Cancer Incidence in HIV-Infected Versus Uninfected Veterans: Comparison of Cancer Registry and ICD-9 Code Diagnoses*Corresponding Author: Lesley S Park, Department of Chronic Disease Epidemiology, Yale School of Public Health, P.O. Box 208034, New Haven, CT 06520- 8034, USA, Tel: (703) 835-1987, Fax: (203) 785-6980, Email: [email protected]
Received Date: Apr 04, 2014 / Accepted Date: Jun 23, 2014 / Published Date: Jun 30, 2014
Citation: Park LS, Tate JP, Rodriguez-Barradas MC, Rimland D, Goetz MB, et al. (2014) Cancer Incidence in HIV-Infected Versus Uninfected Veterans: Comparison of Cancer Registry and ICD-9 Code Diagnoses. J AIDS Clin Res 5:318.DOI: 10.4172/2155-6113.1000318
Copyright: © 2014 Park LS, et al. This is an open-access article distributed under the terms of the Creative Commons Attribution License, which permits unrestricted use, distribution, and reproduction in any medium, provided the original author and source are credited.
Background: Given the growing interest in the cancer burden in persons living with HIV/AIDS, we examined the validity of data sources for cancer diagnoses (cancer registry versus International Classification of Diseases, Ninth Revision [ICD-9 codes]) and compared the association between HIV status and cancer risk using each data source in the Veterans Aging Cohort Study (VACS), a prospective cohort of HIV-infected and uninfected veterans from 1996 to 2008.
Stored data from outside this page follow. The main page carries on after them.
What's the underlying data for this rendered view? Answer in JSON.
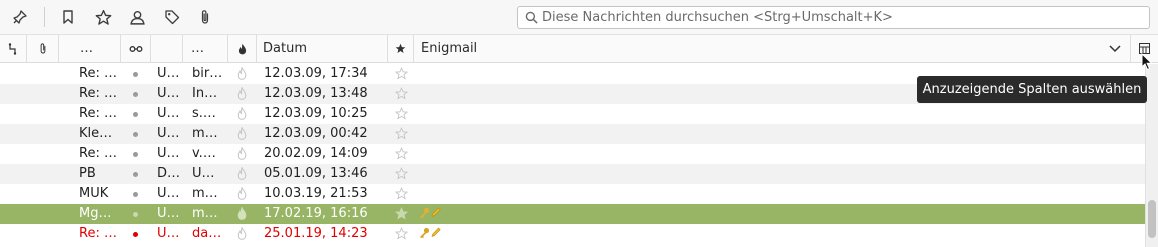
{
  "toolbar": {
    "buttons": [
      {
        "name": "pin-icon"
      },
      {
        "name": "bookmark-icon"
      },
      {
        "name": "star-icon"
      },
      {
        "name": "contact-icon"
      },
      {
        "name": "tag-icon"
      },
      {
        "name": "paperclip-icon"
      }
    ],
    "search_placeholder": "Diese Nachrichten durchsuchen <Strg+Umschalt+K>"
  },
  "columns": {
    "thread_icon": "thread-icon",
    "attachment_icon": "paperclip-icon",
    "col3": "…",
    "read_icon": "read-status-icon",
    "col5": "…",
    "junk_icon": "junk-flame-icon",
    "datum": "Datum",
    "star_icon": "star-icon",
    "enigmail": "Enigmail",
    "picker_icon": "column-picker-icon"
  },
  "messages": [
    {
      "subject": "Re: …",
      "status": "U…",
      "sender": "bir…",
      "date": "12.03.09, 17:34",
      "enigmail": "",
      "style": "normal"
    },
    {
      "subject": "Re: …",
      "status": "U…",
      "sender": "In…",
      "date": "12.03.09, 13:48",
      "enigmail": "",
      "style": "alt"
    },
    {
      "subject": "Re: …",
      "status": "U…",
      "sender": "s.…",
      "date": "12.03.09, 10:25",
      "enigmail": "",
      "style": "normal"
    },
    {
      "subject": "Kle…",
      "status": "U…",
      "sender": "m…",
      "date": "12.03.09, 00:42",
      "enigmail": "",
      "style": "alt"
    },
    {
      "subject": "Re: …",
      "status": "U…",
      "sender": "v.…",
      "date": "20.02.09, 14:09",
      "enigmail": "",
      "style": "normal"
    },
    {
      "subject": "PB",
      "status": "D…",
      "sender": "U…",
      "date": "05.01.09, 13:46",
      "enigmail": "",
      "style": "alt"
    },
    {
      "subject": "MUK",
      "status": "U…",
      "sender": "m…",
      "date": "10.03.19, 21:53",
      "enigmail": "",
      "style": "normal"
    },
    {
      "subject": "Mg…",
      "status": "U…",
      "sender": "m…",
      "date": "17.02.19, 16:16",
      "enigmail": "key-pencil-icons",
      "style": "sel"
    },
    {
      "subject": "Re: …",
      "status": "U…",
      "sender": "da…",
      "date": "25.01.19, 14:23",
      "enigmail": "key-pencil-icons",
      "style": "red"
    }
  ],
  "tooltip": "Anzuzeigende Spalten auswählen",
  "colors": {
    "selected_row": "#97b565",
    "unread_red": "#e00000",
    "key_icon": "#d9a520"
  }
}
Methods: We reviewed charts to confirm potential incident cancers at four VACS sites. In the entire cohort, we calculated cancer-type-specific age-, sex-, race/ethnicity-, and calendar-period-standardized incidence rates and incidence rate ratios (IRR) (HIV-infected versus uninfected). We calculated standardized incidence ratios (SIR) to compare VACS and Surveillance, Epidemiology, and End Results rates.
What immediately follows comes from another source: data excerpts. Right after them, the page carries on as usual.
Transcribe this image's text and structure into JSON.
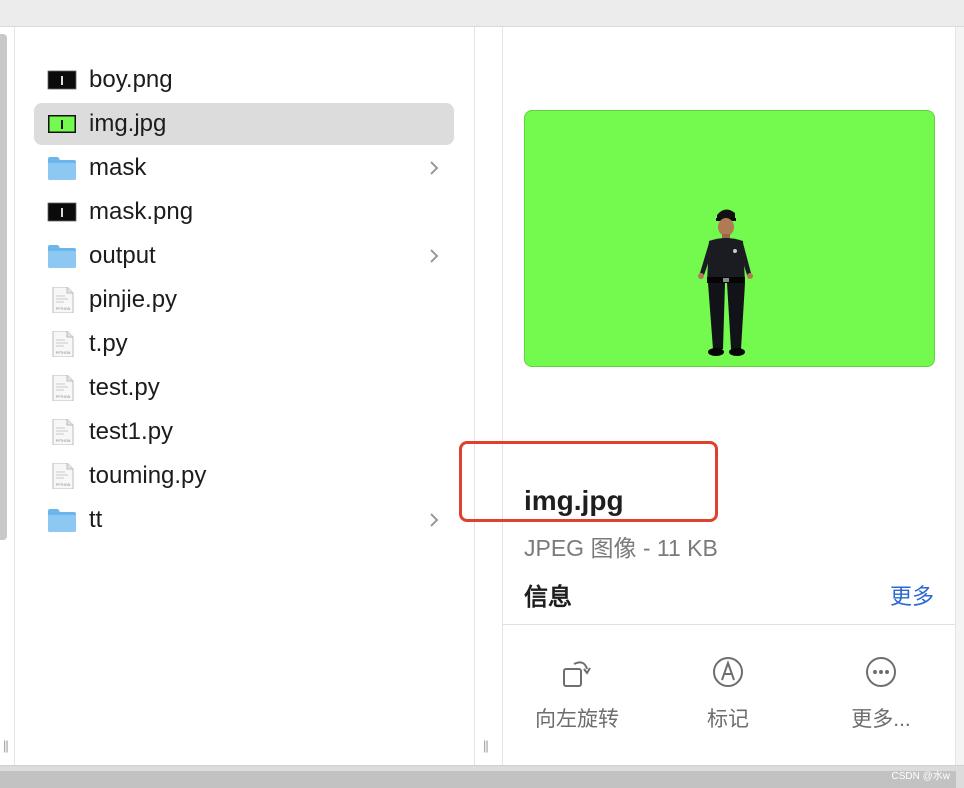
{
  "files": [
    {
      "name": "boy.png",
      "kind": "image-dark",
      "folder": false,
      "selected": false
    },
    {
      "name": "img.jpg",
      "kind": "image-green",
      "folder": false,
      "selected": true
    },
    {
      "name": "mask",
      "kind": "folder",
      "folder": true,
      "selected": false
    },
    {
      "name": "mask.png",
      "kind": "image-dark",
      "folder": false,
      "selected": false
    },
    {
      "name": "output",
      "kind": "folder",
      "folder": true,
      "selected": false
    },
    {
      "name": "pinjie.py",
      "kind": "python",
      "folder": false,
      "selected": false
    },
    {
      "name": "t.py",
      "kind": "python",
      "folder": false,
      "selected": false
    },
    {
      "name": "test.py",
      "kind": "python",
      "folder": false,
      "selected": false
    },
    {
      "name": "test1.py",
      "kind": "python",
      "folder": false,
      "selected": false
    },
    {
      "name": "touming.py",
      "kind": "python",
      "folder": false,
      "selected": false
    },
    {
      "name": "tt",
      "kind": "folder",
      "folder": true,
      "selected": false
    }
  ],
  "preview": {
    "title": "img.jpg",
    "subtitle": "JPEG 图像 - 11 KB",
    "info_heading": "信息",
    "more_link": "更多",
    "image_bg": "#74f94f"
  },
  "actions": [
    {
      "label": "向左旋转",
      "icon": "rotate-left-icon"
    },
    {
      "label": "标记",
      "icon": "markup-icon"
    },
    {
      "label": "更多...",
      "icon": "more-icon"
    }
  ],
  "resize_glyph": "||",
  "icon_text": {
    "python": "PYTHON"
  },
  "watermark": "CSDN @水w",
  "colors": {
    "selection": "#dcdcdc",
    "folder_blue": "#6cb6ec",
    "link_blue": "#2a68d6",
    "highlight_red": "#e0402e"
  }
}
Results: Compared to chart review, both Veterans Affairs Central Cancer Registry (VACCR) and ICD-9 diagnoses had approximately 90% sensitivity; however, VACCR had higher positive predictive value (96% versus 63%). There were 6,010 VACCR and 13,386 ICD-9 incident cancers among 116,072 veterans. Although ICD-9 rates tended to be double VACCR rates, most IRRs were in the same direction and of similar magnitude, regardless of data source. Using source, all cancers combined, most viral-infection-related cancers, lung cancer, melanoma, and leukemia had significantly elevated IRRs. Using ICD-9, eight additional IRRs were significantly elevated, most likely due to false positive diagnoses. Most ICD-9 SIRs were significantly elevated and all were higher than the corresponding VACCR SIR.
Conclusions: ICD-9 may be used with caution for estimating IRRs, but should be avoided when estimating incidence or SIRs. Elevated cancer risk based on VACCR diagnoses among HIV-infected veterans was consistent with other studies.